② 骨折部が、側頭筋に食い込むことによる開口障害の可能性があります。

③ 上記①②に及ばずとも、痛みやしびれなど。
 
 この3つが主たる症状です。
 
(3)治療

 XP、CTで確定診断が行われ、症状次第ですが、受傷後4~10日前後に、側頭部を1~2cm切開して器械を挿入、落ち込んだ骨を下から持ち上げる形成術が行われます。
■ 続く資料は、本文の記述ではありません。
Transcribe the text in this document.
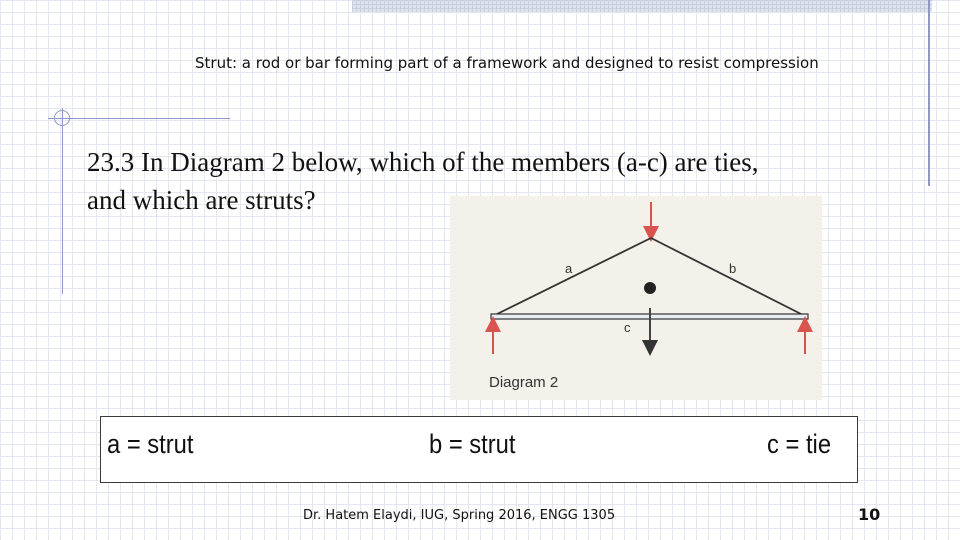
Strut: a rod or bar forming part of a framework and designed to resist compression
23.3 In Diagram 2 below, which of the members (a-c) are ties,
and which are struts?
a	b
c
Diagram 2
a = strut	b = strut	c = tie
Dr. Hatem Elaydi, IUG, Spring 2016, ENGG 1305	10
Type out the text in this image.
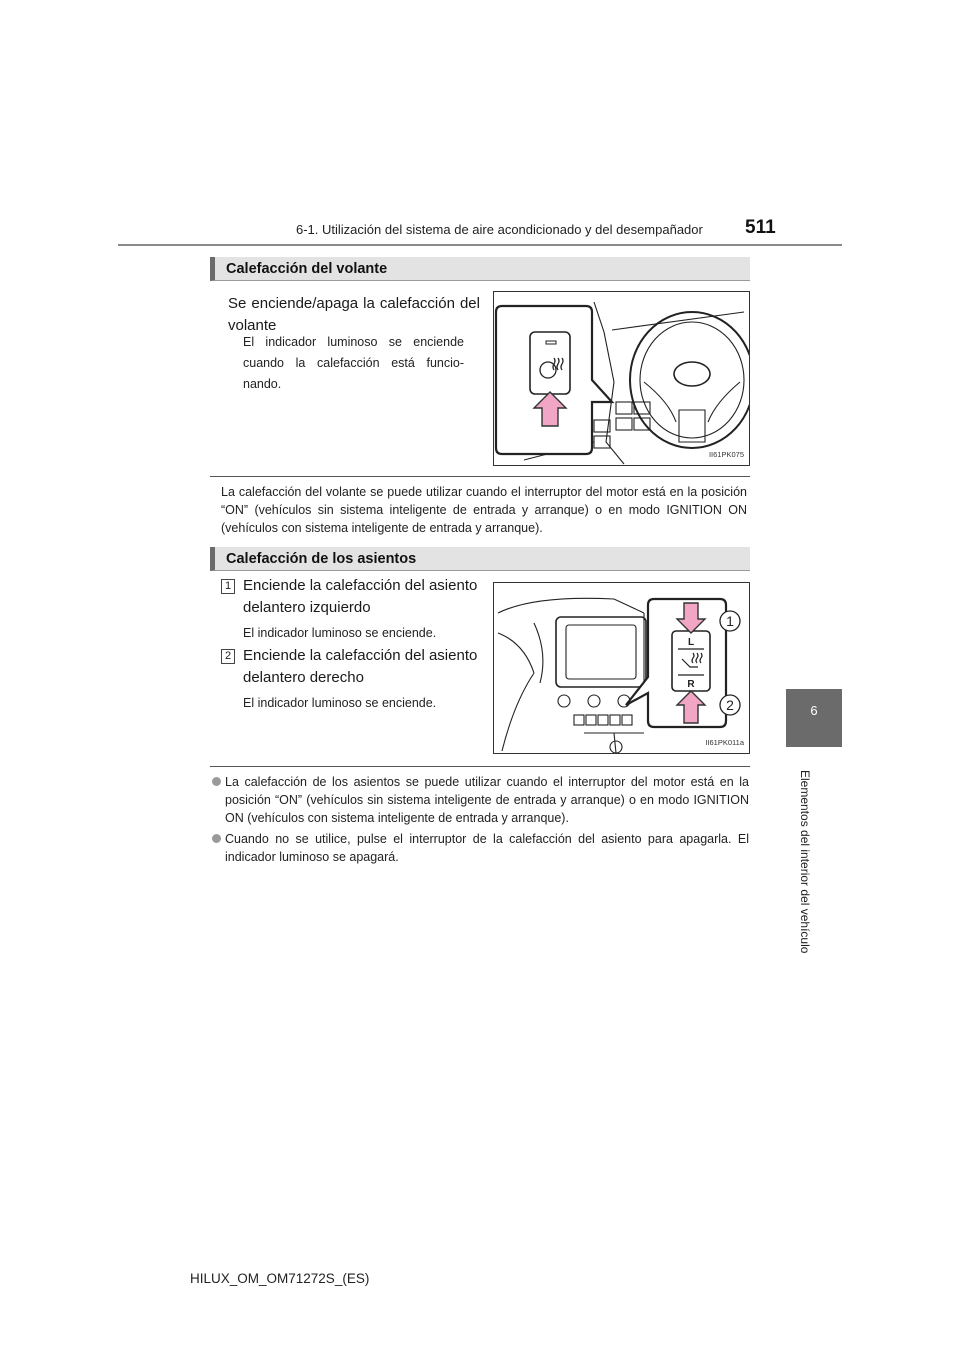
6-1. Utilización del sistema de aire acondicionado y del desempañador 511
6
Elementos del interior del vehículo
Calefacción del volante
Se enciende/apaga la calefacción del volante
El indicador luminoso se enciende cuando la calefacción está funcio-nando.
II61PK075
La calefacción del volante se puede utilizar cuando el interruptor del motor está en la posición “ON” (vehículos sin sistema inteligente de entrada y arranque) o en modo IGNITION ON (vehículos con sistema inteligente de entrada y arranque).
Calefacción de los asientos
1 Enciende la calefacción del asiento delantero izquierdo
El indicador luminoso se enciende.
2 Enciende la calefacción del asiento delantero derecho
El indicador luminoso se enciende.
1
2
L
R
II61PK011a
La calefacción de los asientos se puede utilizar cuando el interruptor del motor está en la posición “ON” (vehículos sin sistema inteligente de entrada y arranque) o en modo IGNITION ON (vehículos con sistema inteligente de entrada y arranque).
Cuando no se utilice, pulse el interruptor de la calefacción del asiento para apagarla. El indicador luminoso se apagará.
HILUX_OM_OM71272S_(ES)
プレートによる固定は必要なく、オペは、局所麻酔でも行うことができます。
 
(4)後遺障害のポイント

 頰骨弓部だけの骨折にとどまるものであれば、先の症状は治癒する見込みが高いので、正常に癒合さえすれば、後遺障害を残すことはありません。
 
① 耳の前の凹み ⇒ 整復術にて、深刻な醜状(陥没痕)は防げるはずです。
 
② 骨折部が、側頭筋に食い込むことによる開口障害 ⇒ これも整復術で改善させます。
 
③ それでも、痛みやしびれなど不具合が残った場合、神経症状で評価される場合があります。変形や転位(ズレてくっついた)が画像で明らかに確認できれば12級13号、癒合が正常でも症状の一貫性、信憑性があれば14級9号の望みがあります。